Hunter, the medicine professor, said the continued spread of the virus could be due to compliance problems.
"It’s difficult to enforce a quarantine in a ship environment and I’m absolutely sure there were some passengers who think they’re not going to let anyone tell them what they can and cannot do," he said.
Hunter said it was "a huge disappointment" that the quarantine hadn’t curbed the spread of the virus and that it was unfortunate some passengers returning to their home countries would now face a second period of isolation.
"Given how the virus has continued to spread, we have to presume everyone leaving the ship is potentially infected, and therefore they have to go through another two-week quarantine period," he said. "Not to do so would be reckless."
Japanese health officials say a 14-day quarantine on the ship is adequate, citing results that all but one of more than 500 Japanese returnees from Wuhan, the epicenter of the virus in China, who initially tested negative were also found to be virus-free at the end of their 14-day quarantine at government facilities.
Those officials also have defended precautions taken on the ship. About 1,000 crew members were told to wear surgical masks, wash their hands, use disinfectant sprays and stop operations at restaurants, bars and other entertainment areas after Feb. 5, when the first group of 10 infected people were reported and the official start of the 14-day quarantine was announced.

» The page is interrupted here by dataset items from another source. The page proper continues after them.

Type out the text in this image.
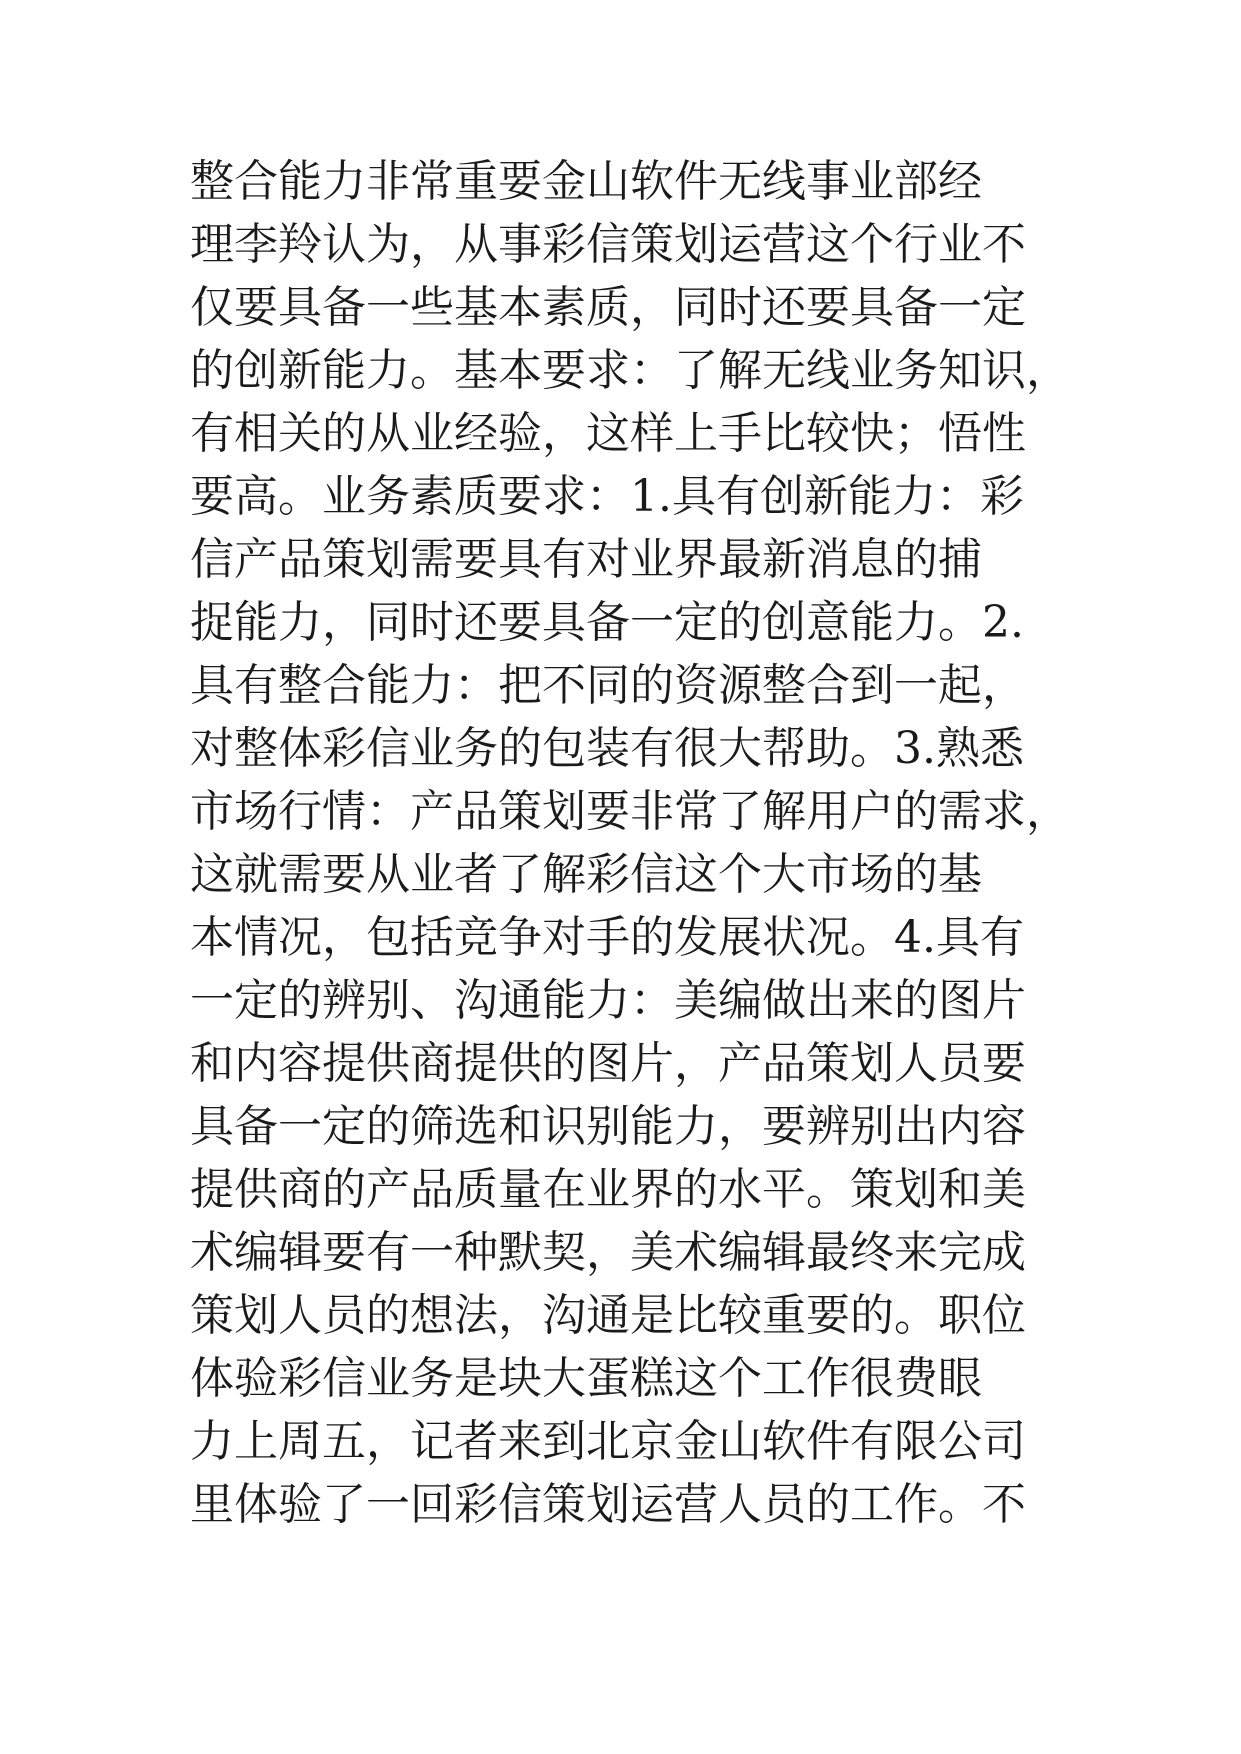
整合能力非常重要金山软件无线事业部经
理李羚认为，从事彩信策划运营这个行业不
仅要具备一些基本素质，同时还要具备一定
的创新能力。基本要求：了解无线业务知识，
有相关的从业经验，这样上手比较快；悟性
要高。业务素质要求：1.具有创新能力：彩
信产品策划需要具有对业界最新消息的捕
捉能力，同时还要具备一定的创意能力。2.
具有整合能力：把不同的资源整合到一起，
对整体彩信业务的包装有很大帮助。3.熟悉
市场行情：产品策划要非常了解用户的需求，
这就需要从业者了解彩信这个大市场的基
本情况，包括竞争对手的发展状况。4.具有
一定的辨别、沟通能力：美编做出来的图片
和内容提供商提供的图片，产品策划人员要
具备一定的筛选和识别能力，要辨别出内容
提供商的产品质量在业界的水平。策划和美
术编辑要有一种默契，美术编辑最终来完成
策划人员的想法，沟通是比较重要的。职位
体验彩信业务是块大蛋糕这个工作很费眼
力上周五，记者来到北京金山软件有限公司
里体验了一回彩信策划运营人员的工作。不
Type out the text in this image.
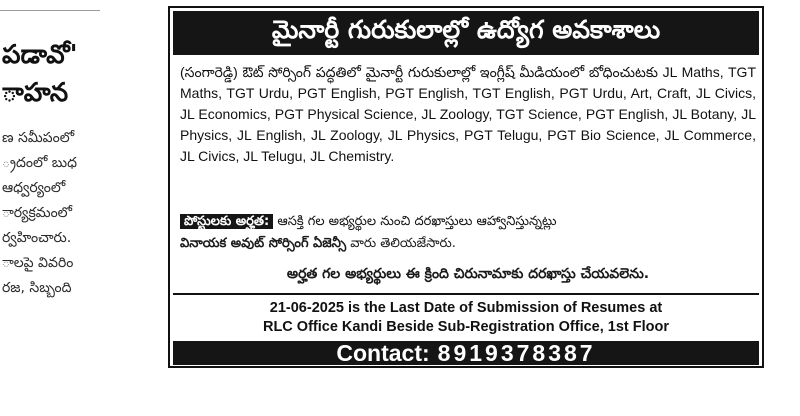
పడావో'
ాహన
ణ సమీపంలో
్రదంలో బుధ
ఆధ్వర్యంలో
ార్యక్రమంలో
ర్వహించారు.
ాలపై వివరిం
రజ, సిబ్బంది
మైనార్టీ గురుకులాల్లో ఉద్యోగ అవకాశాలు
(సంగారెడ్డి) ఔట్ సోర్సింగ్ పద్ధతిలో మైనార్టీ గురుకులాల్లో ఇంగ్లీష్ మీడియంలో బోధించుటకు JL Maths, TGT Maths, TGT Urdu, PGT English, PGT English, TGT English, PGT Urdu, Art, Craft, JL Civics, JL Economics, PGT Physical Science, JL Zoology, TGT Science, PGT English, JL Botany, JL Physics, JL English, JL Zoology, JL Physics, PGT Telugu, PGT Bio Science, JL Commerce, JL Civics, JL Telugu, JL Chemistry.
పోస్టులకు అర్హత: ఆసక్తి గల అభ్యర్థుల నుంచి దరఖాస్తులు ఆహ్వానిస్తున్నట్లు
వినాయక అవుట్ సోర్సింగ్ ఏజెన్సీ వారు తెలియజేసారు.
అర్హత గల అభ్యర్థులు ఈ క్రింది చిరునామాకు దరఖాస్తు చేయవలెను.
21-06-2025 is the Last Date of Submission of Resumes at
RLC Office Kandi Beside Sub-Registration Office, 1st Floor
Contact: 8919378387
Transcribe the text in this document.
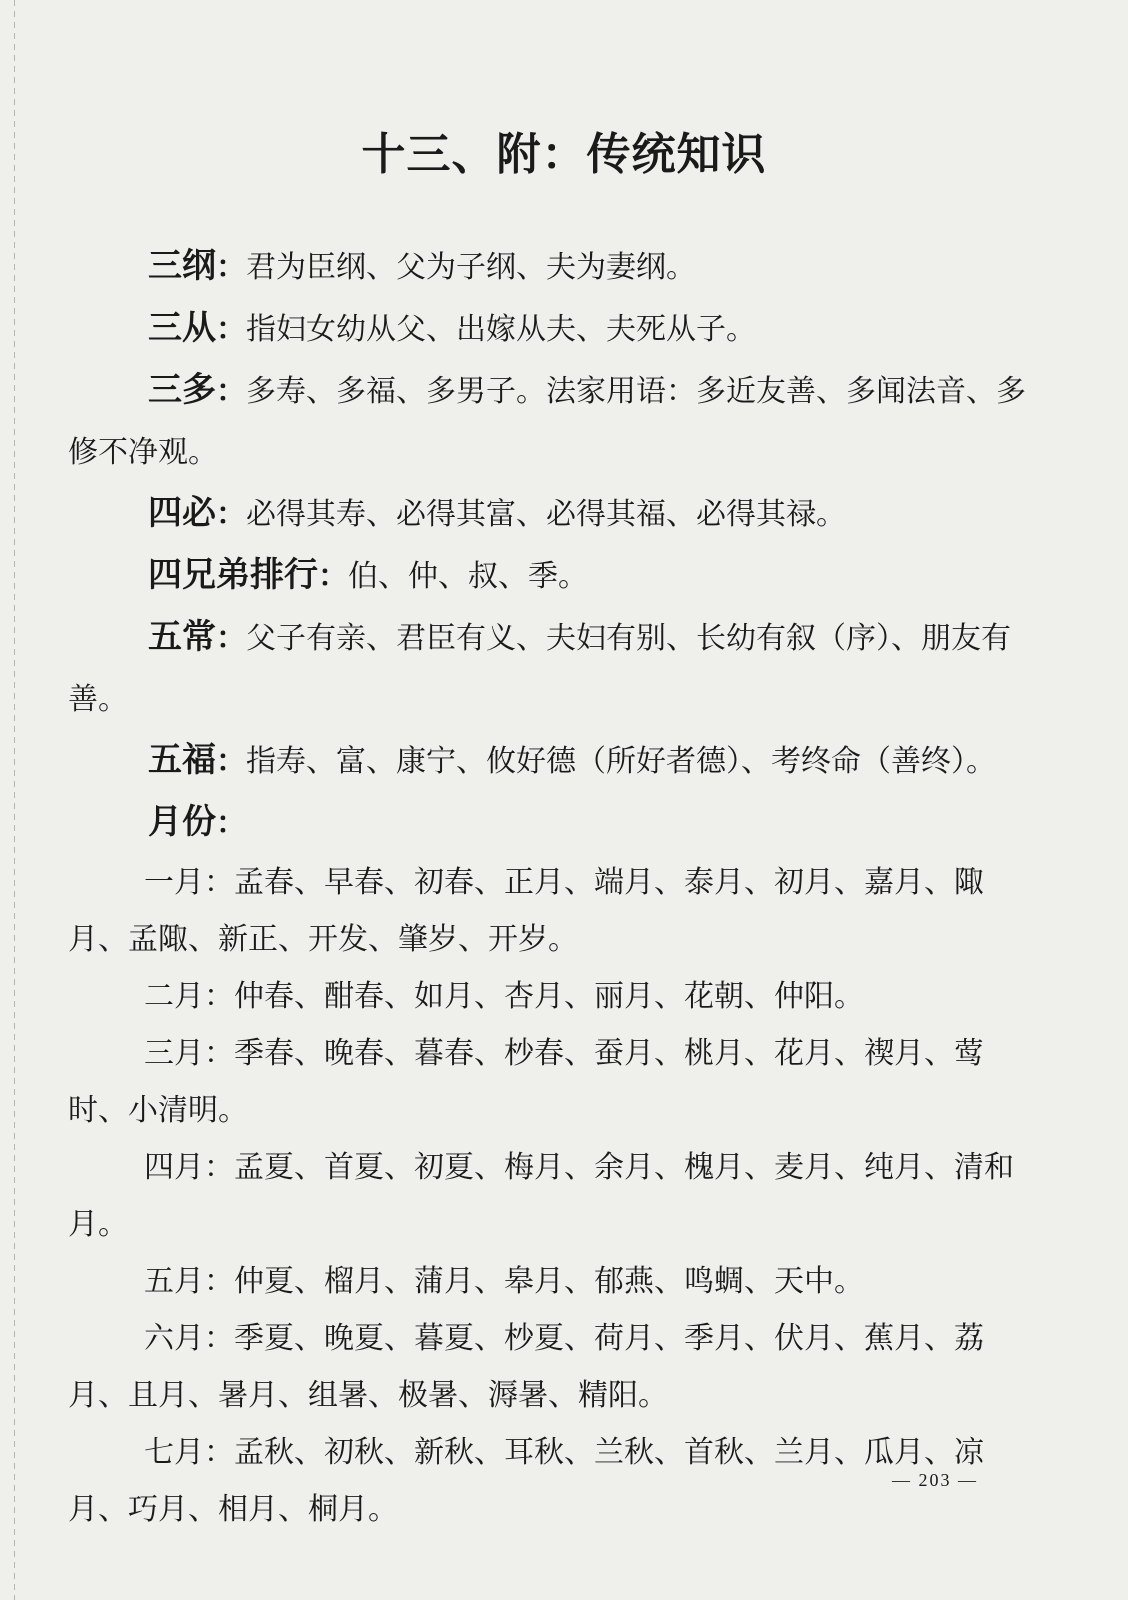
十三、附：传统知识

三纲：君为臣纲、父为子纲、夫为妻纲。

三从：指妇女幼从父、出嫁从夫、夫死从子。

三多：多寿、多福、多男子。法家用语：多近友善、多闻法音、多修不净观。

四必：必得其寿、必得其富、必得其福、必得其禄。

四兄弟排行：伯、仲、叔、季。

五常：父子有亲、君臣有义、夫妇有别、长幼有叙（序）、朋友有善。

五福：指寿、富、康宁、攸好德（所好者德）、考终命（善终）。

月份：

一月：孟春、早春、初春、正月、端月、泰月、初月、嘉月、陬月、孟陬、新正、开发、肇岁、开岁。

二月：仲春、酣春、如月、杏月、丽月、花朝、仲阳。

三月：季春、晚春、暮春、杪春、蚕月、桃月、花月、禊月、莺时、小清明。

四月：孟夏、首夏、初夏、梅月、余月、槐月、麦月、纯月、清和月。

五月：仲夏、榴月、蒲月、皋月、郁燕、鸣蜩、天中。

六月：季夏、晚夏、暮夏、杪夏、荷月、季月、伏月、蕉月、荔月、且月、暑月、组暑、极暑、溽暑、精阳。

七月：孟秋、初秋、新秋、耳秋、兰秋、首秋、兰月、瓜月、凉月、巧月、相月、桐月。

— 203 —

Dr. Michael Ryan, the chief of emergencies at the World Health Organization, said earlier this month that the agency was working with Japanese officials to help passengers get off the ship as soon as possible.
"It’s really important that there’s an appropriate risk management approach being taken here," he said last week. He reminded countries of their obligations to respect the human rights of travelers and said they were working to ensure that "we don’t end up with an unfortunate consequence of people having to stay too long in that situation."
Passengers were instructed to stay in their cabins and not walk around or contact other passengers. Those in windowless cabins could go out on the deck to take a walk or exercise for about an hour each day.
The two-week quarantine was largely for the passengers, because crew members kept sharing double rooms with their colleagues, and they continued to serve the guests by delivering food, letters, towels and amenities, and entering passenger cabins for cleaning. Crew members also cooked their own food and ate in groups in a crew mess hall.
"Unlike passengers, crew members share their rooms, they share food, and that’s why some of them are infected even after the quarantine started," Shigeru Omi, a former regional director for the World Health Organization, said at a recent news conference.
Omi said quarantine is one of the measures considered effective early on. But the virus has already made its way into local communities across Japan, where untraceable cases have been popping up already, he said.
At this stage, "the spreading of the virus will be inevitable, and that’s why quarantine is out of the question," Omi said.
He said the focus now should shift from border control to preventing the spread in local communities.
Other scientists said that passengers should have been removed from the boat from the beginning.
"Boats are notorious places for being incubators for viruses," said Arthur Caplan, a professor of bioethics at the New York University School of Medicine. "It’s only morally justified to keep people on the boat if there are no other options."
Caplan said that a second quarantine was justified, but that officials had done a poor job of explaining from the outset what would happen if their original plan failed.
"It’s never good to lose your civil liberties and your rights of movement, but two more weeks of quarantine is not an undue burden if you’re trying to protect spread of a disease," he said.